Question

The proportion of American births that result in a birth defect is approximately 1/33 according to the Centers for Disease Control and Prevention (CDC). A local hospital randomly selects five births and lets the random variable X count the number resulting in a defect. Assume the births are independent.
1. Identify an appropriate probability model for X.
a. Uniform distribution with mean 2.5.
b. Poisson distribution with mean 5/33.
c. binomial distribution with n = 5 and p = 1/33.
d. binomial distribution with n = 5 and p = 32/33.
e. Normal distribution with mean 5 and variance 1/33.

Answer 1

Answer:

c. binomial distribution with n = 5 and p = 1/33.

Step-by-step explanation:

For each birth, there are only two possible outcomes. Either it results in a defect, or it does not. The probability of a birth resulting in a defect is independent of other births. So we use the binomial probability distrbution to solve this question.

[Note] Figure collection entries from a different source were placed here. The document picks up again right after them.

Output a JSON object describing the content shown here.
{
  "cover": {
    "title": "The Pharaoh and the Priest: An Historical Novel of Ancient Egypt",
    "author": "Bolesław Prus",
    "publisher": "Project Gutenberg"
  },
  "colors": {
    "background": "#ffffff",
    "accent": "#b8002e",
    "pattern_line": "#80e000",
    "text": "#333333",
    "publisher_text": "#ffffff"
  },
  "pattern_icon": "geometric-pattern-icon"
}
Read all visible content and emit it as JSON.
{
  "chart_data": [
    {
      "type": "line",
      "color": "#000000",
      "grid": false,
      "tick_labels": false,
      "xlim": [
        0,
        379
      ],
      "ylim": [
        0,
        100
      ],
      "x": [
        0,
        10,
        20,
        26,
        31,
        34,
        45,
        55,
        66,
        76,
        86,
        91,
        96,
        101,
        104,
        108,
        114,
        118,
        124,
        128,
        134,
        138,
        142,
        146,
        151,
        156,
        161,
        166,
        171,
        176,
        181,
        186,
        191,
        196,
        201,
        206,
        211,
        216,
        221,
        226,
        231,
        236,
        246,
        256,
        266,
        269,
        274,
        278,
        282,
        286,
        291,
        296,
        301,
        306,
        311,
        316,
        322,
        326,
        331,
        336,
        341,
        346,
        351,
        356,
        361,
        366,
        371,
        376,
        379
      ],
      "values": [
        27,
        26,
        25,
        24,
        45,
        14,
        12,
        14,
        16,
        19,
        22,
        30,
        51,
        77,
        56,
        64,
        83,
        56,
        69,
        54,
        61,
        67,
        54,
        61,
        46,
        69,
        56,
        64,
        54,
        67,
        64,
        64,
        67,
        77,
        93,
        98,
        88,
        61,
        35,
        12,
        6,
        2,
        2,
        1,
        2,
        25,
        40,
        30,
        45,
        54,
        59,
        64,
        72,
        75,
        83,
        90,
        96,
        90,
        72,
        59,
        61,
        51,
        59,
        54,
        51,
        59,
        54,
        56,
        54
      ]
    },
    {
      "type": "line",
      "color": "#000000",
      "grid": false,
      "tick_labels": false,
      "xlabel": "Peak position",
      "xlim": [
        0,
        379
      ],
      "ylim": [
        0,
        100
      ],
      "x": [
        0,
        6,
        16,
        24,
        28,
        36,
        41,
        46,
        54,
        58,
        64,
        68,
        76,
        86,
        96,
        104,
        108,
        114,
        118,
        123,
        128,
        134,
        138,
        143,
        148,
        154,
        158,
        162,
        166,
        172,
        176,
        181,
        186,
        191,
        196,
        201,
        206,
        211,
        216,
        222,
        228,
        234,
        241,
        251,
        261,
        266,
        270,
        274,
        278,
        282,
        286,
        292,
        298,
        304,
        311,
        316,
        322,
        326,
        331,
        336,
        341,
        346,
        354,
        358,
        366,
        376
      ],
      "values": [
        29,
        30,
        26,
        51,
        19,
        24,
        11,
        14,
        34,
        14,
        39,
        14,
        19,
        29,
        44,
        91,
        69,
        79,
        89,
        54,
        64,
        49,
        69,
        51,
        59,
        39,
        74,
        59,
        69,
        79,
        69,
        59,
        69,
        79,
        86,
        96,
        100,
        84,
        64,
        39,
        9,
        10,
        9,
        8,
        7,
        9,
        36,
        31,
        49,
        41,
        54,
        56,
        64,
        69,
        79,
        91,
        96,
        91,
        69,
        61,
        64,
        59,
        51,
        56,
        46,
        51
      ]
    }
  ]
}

Binomial probability distribution

The binomial probability is the probability of exactly x successes on n repeated trials, and X can only have two outcomes.

$P(X = x) = C_{n,x}.p^{x}.(1-p)^{n-x}$

In which $C_{n,x}$ is the number of different combinations of x objects from a set of n elements, given by the following formula.

$C_{n,x} = \frac{n!}{x!(n-x)!}$

And p is the probability of X happening.

The proportion of American births that result in a birth defect is approximately 1/33 according to the Centers for Disease Control and Prevention (CDC).

This means that the probability of a birth resulting in a defect is $p = \frac{1}{33}$

A local hospital randomly selects five births.

This means that $n = 5$

So the correct answer is:

c. binomial distribution with n = 5 and p = 1/33.